Zaman zaman ulusaşırı suç örgütleri olarak da adlandırılan Meksikalı uyuşturucu kaçakçılığı grupları ABD'deki kokain, fentanil, eroin, esrar ve metamfetamin ithalatı ve dağıtımına hakim durumda.
Eroin ve metamfetamin üretiminin büyük bir kısmı Meksikalı tedarikçilerin sorumluluğundayken kokain daha çok Kolombiya'da üretilip Meksikalı suç örgütlerince ABD'ye taşınıyor. Meksika aynı zamanda – Çin ile birlikte – eroinden kat kat daha güçlü sentetik bir opioid olan fentanilin kaynağı olarak öne çıkıyor. Veriler Meksikalı yetkililerin el koyduğu fentanil miktarının 2019 ve 2020 yılları arasında neredeyse beş kat arttığını gösteriyor.
Esrar kullanımı ABD'nin bazı bölgelerinde yasallaşmış olsa da karteller büyük miktarlarda esrarı da ABD'ye sokuyor.

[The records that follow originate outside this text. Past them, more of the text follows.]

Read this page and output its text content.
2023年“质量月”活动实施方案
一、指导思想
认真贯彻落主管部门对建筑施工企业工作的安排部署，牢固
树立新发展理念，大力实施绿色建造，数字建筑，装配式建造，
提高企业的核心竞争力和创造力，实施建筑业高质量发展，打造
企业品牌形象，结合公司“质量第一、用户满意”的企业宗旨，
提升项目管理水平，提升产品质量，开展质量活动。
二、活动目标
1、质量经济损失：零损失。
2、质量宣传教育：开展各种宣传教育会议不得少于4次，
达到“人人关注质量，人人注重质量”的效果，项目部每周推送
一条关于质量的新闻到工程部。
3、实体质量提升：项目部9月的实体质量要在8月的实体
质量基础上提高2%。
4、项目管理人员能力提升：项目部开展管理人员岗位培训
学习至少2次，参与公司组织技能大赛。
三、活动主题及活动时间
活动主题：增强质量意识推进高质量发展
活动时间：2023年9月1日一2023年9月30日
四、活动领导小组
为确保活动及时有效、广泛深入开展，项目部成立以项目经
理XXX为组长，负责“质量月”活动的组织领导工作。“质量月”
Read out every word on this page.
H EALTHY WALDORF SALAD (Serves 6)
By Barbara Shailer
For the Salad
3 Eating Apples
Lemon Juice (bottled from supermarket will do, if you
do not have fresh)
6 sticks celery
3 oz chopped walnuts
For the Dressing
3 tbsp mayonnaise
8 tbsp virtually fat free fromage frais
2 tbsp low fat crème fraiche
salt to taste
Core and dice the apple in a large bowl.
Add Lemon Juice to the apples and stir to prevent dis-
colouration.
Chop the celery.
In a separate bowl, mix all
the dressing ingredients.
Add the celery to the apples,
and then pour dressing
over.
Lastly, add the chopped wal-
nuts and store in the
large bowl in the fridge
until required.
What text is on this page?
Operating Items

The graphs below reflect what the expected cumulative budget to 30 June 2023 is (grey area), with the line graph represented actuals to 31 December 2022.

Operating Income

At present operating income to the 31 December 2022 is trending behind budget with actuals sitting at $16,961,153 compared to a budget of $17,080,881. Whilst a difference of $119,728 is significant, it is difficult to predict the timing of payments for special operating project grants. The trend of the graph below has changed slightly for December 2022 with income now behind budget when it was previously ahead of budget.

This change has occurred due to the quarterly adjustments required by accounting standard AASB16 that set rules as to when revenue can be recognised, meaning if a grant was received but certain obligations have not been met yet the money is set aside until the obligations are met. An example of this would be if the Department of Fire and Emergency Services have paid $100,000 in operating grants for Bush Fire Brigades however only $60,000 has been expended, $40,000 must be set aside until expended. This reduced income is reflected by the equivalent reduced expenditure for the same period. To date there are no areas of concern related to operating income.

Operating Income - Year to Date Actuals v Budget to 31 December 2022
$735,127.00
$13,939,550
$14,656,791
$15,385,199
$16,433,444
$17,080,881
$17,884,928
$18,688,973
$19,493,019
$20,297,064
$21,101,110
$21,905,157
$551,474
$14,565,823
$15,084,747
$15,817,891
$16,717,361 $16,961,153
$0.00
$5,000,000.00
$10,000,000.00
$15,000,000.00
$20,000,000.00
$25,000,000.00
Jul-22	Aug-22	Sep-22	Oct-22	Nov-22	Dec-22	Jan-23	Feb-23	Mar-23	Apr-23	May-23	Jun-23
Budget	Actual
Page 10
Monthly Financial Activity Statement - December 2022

En büyük karteller hangileri?
Meksika'nın uyuşturucu kartelleri sürekli bir akış halinde: On yıllardır büyüyüp bölünüyor, yeni ittifaklar kurup bölge savaşlarına tutuşuyor. ABD Uyuşturucuyla Mücadele Dairesi'ne (DEA) göre, ABD'ye uyuşturucu kaçakçılığı açısından en büyük tehdit oluşturan karteller şunlar:
Sinaloa Karteli: Eskiden Joaquin "El Chapo" Guzman'ın liderliğinde olan Sinaloa, Meksika'nın en eski ve etkili uyuşturucu kaçakçılığı gruplarından biri. Kuzeybatı ve Meksika'nın Pasifik kıyıları boyunca uzanan kaleleri ile Sinaloa diğer Meksikalı rakiplerinden çok daha geniş bir uluslararası mevcudiyete sahip. Meksikalı yetkililer 2017 yılında Guzman'ı uyuşturucu ile ilişkili pek çok suçtan müebbet hapis cezasına çarptırıldığı ABD'ye iade etti.
Jalisco Yeni Nesil Karteli: CJNG kısaltmasıyla da bilinen Jalisco Yeni Nesil Karteli 2010 yılında Sinaloa'dan ayrıldı. Meksika'daki eyaletlerin üçte ikisinden fazlasında faaliyet gösteren CJNG Meksika'nın en hızlı büyüyen kartelleri arasında. DEA'ya göre, "uyuşturucu kaçakçılığı faaliyetlerinin bu kadar hızlı büyümesinin ardında yetkililer ve diğer karteller ile şiddetli çatışmalara girme konusunda istekli olmaları" yatıyor. ABD'li yetkililer ülkedeki uyuşturucunun üçte birini Jalisco'ya bağlıyor.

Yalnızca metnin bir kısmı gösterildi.